O cheiro a carvão impregna o ar em Pokrovsk, uma pequena cidade industrial, como outras nesta parte do Donetsk. A extração de carvão é a principal atividade de grande parte da população, que hoje vive em sobressalto, como grande parte do país, por causa da invasão que a Federação Russa iniciou há 364 dias.
Mas esta cidade não goza da mesma sensação de paz que outras como Kiev ou Lviv. A linha da frente está a poucos quilómetros e como aconteceu em outras com uma proximidade semelhante, marcas do conflito estão cravadas nos edifícios. A presença de militares e de veículos de combate faz hoje parte do quotidiano e perto da estação de comboios foi instalado um armazém de munições.
Quando a invasão russa começou, Mariupol foi uma das primeiras cidades a ser ocupada, assim como outras cidades da região de Lugansk. A população fugiu e parte dela encontrou refúgio em Pokrovsk. O mesmo sucede agora para habitantes de Bakhmut.
Artyem Parhomenko é o proprietário de uma academia de dança nos arredores da cidade, um edifício amarelo, com o telhado verde. Ao entrar é possível ouvir estrondos, mas não são de artilharia.
São os pés das crianças que agora frequentam a creche instalada na academia.
"Mais de 80 por cento das pessoas e do staff são deslocados de Mariupol, Bakhmut e de outras partes do Lugansk", explica Artyem à Lusa.
Enquanto conversa com a Lusa, um grupo de crianças à volta está a correr desenfreadamente, de um lado para o outro, há carrinhos de brincar, peluches, marcadores e folhas para pintar, tudo o que se poderia encontrar numa creche normal. Não fosse a fita-cola em forma de "X" nas janelas para impedir que os estilhaços se propaguem, poderia ser uma creche em qualquer parte do mundo sem guerra.
Com 37 anos, Artyem é o proprietário desta academia e de mais outras duas, que encerraram temporariamente: a primeira foi encerrada por decisão do Governo de Kiev quando as Forças Armadas instalaram um armazém de munições ali perto, enquanto a segunda "foi destruída há quatro dias, durante um bombardeamento".
As imagens que tem no telemóvel e mostrou à Lusa expõem o cenário que se encontra um pouco por todo o Donetsk, nesta região. Telhados perfurados pela artilharia e paredes que cedem ao impacto e calor dos projéteis. As colunas de música e o os acessórios utilizados no estúdio de dança dividem agora o espaço com estilhaços, pedaços do revestimento do edifício, vidros e água da chuva.
Artyem tenta proporcionar a esta crianças, e a outras mais velhas que já podem integrar a academia de dança, uma sensação de normalidade, mas sabe que "a qualquer momento pode ser preciso sair da cidade".
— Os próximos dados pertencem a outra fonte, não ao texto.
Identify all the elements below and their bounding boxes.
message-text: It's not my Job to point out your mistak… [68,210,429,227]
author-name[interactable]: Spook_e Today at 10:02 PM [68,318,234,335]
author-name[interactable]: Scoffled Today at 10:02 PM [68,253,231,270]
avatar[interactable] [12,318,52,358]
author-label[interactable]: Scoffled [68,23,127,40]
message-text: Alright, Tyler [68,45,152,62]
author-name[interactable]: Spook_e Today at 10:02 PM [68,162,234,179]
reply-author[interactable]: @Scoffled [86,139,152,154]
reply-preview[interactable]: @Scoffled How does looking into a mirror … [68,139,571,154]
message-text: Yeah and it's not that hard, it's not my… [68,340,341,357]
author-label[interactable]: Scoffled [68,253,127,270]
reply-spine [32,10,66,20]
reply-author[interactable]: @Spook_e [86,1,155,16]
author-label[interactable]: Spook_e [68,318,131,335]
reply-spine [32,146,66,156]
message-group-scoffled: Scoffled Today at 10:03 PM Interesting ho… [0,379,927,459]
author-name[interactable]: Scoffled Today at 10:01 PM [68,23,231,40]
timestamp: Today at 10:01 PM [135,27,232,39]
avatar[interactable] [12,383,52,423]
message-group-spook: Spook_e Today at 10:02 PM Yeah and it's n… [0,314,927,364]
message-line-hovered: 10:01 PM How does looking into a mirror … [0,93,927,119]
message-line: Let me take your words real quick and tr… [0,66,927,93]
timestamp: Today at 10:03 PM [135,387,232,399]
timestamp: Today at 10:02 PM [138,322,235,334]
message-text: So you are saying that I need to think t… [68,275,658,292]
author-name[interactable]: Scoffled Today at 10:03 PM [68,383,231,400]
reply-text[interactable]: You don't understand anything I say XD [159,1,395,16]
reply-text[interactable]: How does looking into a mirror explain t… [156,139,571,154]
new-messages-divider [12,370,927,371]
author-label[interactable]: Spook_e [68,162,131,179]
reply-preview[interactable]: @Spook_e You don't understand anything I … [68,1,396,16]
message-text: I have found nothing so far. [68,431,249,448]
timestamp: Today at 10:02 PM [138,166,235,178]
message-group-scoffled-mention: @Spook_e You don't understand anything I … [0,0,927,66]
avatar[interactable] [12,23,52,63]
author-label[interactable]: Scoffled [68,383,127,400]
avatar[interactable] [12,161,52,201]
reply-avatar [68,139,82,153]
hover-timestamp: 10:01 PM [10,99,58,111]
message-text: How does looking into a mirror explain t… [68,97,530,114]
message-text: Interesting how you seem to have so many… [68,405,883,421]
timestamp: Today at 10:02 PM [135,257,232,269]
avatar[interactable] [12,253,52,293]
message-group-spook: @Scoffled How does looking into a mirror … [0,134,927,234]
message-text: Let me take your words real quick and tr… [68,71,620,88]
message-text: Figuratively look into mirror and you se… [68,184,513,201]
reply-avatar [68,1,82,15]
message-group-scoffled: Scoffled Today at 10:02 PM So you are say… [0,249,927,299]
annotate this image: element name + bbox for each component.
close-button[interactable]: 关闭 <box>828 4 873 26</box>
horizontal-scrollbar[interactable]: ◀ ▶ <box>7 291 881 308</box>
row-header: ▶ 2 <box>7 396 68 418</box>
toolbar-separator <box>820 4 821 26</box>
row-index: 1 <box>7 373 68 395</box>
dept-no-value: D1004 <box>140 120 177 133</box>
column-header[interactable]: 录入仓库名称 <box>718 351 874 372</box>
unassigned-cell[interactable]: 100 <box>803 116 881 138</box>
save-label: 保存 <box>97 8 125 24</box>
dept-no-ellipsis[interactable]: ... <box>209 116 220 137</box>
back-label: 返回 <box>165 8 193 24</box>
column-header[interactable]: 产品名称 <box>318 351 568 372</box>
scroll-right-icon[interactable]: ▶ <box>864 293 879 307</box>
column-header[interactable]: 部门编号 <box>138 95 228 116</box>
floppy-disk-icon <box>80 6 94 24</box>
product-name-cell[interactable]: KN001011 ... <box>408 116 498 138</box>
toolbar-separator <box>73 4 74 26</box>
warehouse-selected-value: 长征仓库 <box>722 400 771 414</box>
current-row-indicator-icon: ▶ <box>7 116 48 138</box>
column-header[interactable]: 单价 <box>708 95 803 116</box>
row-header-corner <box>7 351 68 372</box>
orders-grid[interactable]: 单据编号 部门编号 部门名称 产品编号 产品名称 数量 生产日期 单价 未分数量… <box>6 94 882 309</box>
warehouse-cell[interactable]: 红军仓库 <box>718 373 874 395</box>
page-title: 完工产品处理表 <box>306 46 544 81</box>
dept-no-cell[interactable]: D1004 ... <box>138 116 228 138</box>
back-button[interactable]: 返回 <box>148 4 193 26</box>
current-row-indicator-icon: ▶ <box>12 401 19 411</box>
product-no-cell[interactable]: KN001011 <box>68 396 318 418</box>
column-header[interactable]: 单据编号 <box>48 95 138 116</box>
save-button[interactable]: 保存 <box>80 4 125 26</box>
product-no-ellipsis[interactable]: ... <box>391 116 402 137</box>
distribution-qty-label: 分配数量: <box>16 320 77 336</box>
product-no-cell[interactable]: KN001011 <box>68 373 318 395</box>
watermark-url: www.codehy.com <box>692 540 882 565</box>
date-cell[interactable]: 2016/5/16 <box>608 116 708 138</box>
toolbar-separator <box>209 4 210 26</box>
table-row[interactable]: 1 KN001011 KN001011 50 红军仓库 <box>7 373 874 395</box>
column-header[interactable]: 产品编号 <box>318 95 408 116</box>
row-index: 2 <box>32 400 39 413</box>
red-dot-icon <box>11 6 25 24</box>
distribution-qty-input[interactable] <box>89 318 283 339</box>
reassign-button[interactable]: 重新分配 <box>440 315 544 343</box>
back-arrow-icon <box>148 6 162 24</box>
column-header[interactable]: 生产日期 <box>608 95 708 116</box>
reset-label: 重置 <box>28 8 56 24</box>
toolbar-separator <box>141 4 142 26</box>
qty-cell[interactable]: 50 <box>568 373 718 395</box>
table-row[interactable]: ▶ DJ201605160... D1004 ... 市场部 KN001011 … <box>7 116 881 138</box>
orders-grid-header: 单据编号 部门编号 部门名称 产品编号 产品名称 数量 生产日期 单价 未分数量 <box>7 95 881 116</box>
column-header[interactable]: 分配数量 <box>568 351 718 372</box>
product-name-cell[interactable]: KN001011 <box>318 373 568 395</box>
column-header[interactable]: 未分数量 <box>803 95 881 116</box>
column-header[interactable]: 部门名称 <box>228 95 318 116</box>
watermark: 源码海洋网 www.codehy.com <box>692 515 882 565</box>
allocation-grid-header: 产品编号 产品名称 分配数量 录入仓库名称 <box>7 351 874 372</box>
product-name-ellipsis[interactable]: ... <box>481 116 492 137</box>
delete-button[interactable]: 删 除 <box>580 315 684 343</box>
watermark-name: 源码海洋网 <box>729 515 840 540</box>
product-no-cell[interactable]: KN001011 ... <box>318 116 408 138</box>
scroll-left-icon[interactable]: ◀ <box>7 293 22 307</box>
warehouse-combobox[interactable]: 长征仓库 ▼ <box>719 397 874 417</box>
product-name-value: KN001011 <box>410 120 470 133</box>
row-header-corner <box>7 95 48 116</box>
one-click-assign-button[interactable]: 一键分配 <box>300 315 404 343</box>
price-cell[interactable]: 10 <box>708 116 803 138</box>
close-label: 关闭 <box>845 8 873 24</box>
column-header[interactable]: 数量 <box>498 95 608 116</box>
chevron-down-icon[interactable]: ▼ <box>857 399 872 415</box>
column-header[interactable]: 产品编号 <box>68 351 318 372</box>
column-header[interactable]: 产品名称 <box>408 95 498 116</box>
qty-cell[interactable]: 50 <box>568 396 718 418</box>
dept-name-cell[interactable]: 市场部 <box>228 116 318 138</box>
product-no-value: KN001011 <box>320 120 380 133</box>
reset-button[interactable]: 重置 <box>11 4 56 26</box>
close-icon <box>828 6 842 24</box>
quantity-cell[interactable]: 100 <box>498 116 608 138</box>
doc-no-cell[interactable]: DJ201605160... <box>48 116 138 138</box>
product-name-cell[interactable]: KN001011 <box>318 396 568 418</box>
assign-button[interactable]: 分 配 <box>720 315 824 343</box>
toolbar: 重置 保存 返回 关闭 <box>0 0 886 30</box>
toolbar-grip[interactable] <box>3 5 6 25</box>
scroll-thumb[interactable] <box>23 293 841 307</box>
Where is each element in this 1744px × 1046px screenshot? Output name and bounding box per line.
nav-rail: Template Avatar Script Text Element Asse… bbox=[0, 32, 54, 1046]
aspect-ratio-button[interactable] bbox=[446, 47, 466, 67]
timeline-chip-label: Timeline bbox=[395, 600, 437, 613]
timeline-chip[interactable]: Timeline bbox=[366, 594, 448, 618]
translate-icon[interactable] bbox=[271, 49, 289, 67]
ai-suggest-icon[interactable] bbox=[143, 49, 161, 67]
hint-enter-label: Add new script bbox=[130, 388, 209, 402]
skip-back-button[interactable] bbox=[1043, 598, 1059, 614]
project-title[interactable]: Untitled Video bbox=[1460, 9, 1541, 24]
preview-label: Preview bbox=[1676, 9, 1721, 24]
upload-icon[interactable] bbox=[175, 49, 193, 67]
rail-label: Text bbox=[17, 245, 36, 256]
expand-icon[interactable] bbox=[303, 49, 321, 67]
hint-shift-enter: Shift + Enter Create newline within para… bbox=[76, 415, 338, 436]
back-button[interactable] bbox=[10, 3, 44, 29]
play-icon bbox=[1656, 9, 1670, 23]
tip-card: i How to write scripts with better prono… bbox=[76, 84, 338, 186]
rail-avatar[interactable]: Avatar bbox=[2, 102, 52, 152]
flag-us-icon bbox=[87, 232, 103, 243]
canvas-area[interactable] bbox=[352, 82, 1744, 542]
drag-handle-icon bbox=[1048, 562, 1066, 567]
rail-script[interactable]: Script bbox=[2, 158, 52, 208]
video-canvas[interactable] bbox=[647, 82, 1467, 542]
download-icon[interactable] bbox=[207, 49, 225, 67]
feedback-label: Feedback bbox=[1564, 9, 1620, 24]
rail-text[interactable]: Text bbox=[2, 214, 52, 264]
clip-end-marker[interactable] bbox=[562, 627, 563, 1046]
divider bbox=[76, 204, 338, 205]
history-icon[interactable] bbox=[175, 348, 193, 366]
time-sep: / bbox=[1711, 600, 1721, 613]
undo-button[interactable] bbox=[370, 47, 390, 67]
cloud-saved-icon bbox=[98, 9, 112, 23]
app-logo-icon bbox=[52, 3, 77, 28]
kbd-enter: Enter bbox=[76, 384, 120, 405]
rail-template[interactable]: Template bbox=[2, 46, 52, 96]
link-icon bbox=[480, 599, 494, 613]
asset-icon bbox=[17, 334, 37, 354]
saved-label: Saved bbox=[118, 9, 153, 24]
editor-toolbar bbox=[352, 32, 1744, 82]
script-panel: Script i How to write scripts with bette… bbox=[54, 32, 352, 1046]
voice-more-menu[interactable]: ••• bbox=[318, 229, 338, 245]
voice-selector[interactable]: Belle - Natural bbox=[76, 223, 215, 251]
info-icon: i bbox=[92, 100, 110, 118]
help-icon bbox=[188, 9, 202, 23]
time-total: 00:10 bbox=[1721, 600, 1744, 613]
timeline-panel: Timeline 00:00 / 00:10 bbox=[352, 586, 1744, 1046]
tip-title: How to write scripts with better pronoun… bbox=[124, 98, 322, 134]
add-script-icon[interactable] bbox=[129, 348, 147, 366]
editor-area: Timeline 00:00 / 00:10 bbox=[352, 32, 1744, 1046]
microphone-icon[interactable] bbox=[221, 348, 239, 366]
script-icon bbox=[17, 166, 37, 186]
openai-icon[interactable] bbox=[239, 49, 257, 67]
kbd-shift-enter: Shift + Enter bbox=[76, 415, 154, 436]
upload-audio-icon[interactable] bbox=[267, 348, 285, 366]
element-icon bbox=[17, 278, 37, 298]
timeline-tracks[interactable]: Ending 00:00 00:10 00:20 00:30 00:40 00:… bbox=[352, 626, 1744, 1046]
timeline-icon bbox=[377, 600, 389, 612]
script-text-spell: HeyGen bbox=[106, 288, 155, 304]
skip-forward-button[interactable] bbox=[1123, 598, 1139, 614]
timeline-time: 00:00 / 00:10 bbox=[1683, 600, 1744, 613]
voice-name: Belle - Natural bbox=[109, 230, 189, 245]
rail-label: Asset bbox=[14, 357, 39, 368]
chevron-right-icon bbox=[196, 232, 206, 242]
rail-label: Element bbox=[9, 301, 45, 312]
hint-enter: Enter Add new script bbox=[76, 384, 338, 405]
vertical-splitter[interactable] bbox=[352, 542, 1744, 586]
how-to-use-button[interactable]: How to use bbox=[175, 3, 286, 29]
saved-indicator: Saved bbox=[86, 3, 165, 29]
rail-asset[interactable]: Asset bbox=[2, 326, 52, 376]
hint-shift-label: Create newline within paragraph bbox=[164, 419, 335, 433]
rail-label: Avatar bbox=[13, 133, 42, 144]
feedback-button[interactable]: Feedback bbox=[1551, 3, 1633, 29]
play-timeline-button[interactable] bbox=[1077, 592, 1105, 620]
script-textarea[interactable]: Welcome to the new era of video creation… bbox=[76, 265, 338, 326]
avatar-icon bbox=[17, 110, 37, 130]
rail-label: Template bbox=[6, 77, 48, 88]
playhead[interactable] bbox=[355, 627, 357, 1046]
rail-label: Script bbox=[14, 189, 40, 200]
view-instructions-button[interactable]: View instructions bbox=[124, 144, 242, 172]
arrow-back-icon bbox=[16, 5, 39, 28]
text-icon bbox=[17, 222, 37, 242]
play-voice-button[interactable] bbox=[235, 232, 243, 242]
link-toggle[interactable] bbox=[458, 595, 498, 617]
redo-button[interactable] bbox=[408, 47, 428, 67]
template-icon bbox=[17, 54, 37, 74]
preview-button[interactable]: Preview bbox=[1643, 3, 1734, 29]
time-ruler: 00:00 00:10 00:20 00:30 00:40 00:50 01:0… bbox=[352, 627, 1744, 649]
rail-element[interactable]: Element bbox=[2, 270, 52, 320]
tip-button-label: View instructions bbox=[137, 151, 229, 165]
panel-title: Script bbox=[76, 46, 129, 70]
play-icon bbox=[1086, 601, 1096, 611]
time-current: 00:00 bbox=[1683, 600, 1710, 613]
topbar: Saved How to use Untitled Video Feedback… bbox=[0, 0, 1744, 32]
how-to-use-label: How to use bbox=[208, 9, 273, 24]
A cadência dos bombardeamentos aqui é inconstante. "Podem passar-se semanas sem um e depois há uns quantos", que caem sempre aleatoriamente pela cidade, relata, exemplificando com a academia que foi destruída e "estava no meio da cidade".
"Estou contente por poder estar aqui e a trabalhar, com calma, mas a qualquer momento sei que posso ter de sair. Aconteceu o mesmo com a minha mulher e filhos, que estavam em Mariupol e tiveram de sair de lá", admite.
E aqui "não há sirenes" para os avisar da artilharia disparada a partir da linha da frente, que está cada vez mais perto, com o avanço das tropas russas, ainda que lento por causa das temperaturas entre os -08 e os -16ºC.
"É uma cidade pequena, as sirenes só existem nas cidades grandes. Esta pode estar perto da linha da frente, mas ninguém nos avisa, só sabemos quando já chegou", lamenta.
Pelas 14:30, acabaram as "aulas" por hoje. Não há toque, mas os pais das crianças já estão a chegar para as vir buscar. No andar de baixo vão começar as atividades da tarde e os ensaios de dança.
Nesta academia vive-se a normalidade possível durante as poucas horas de luz que o inverno rigoroso permite.
Lá fora, o cenário é outro para estas crianças deslocadas: uma cidade que não é a sua e a incerteza em relação ao próximo bombardeamento.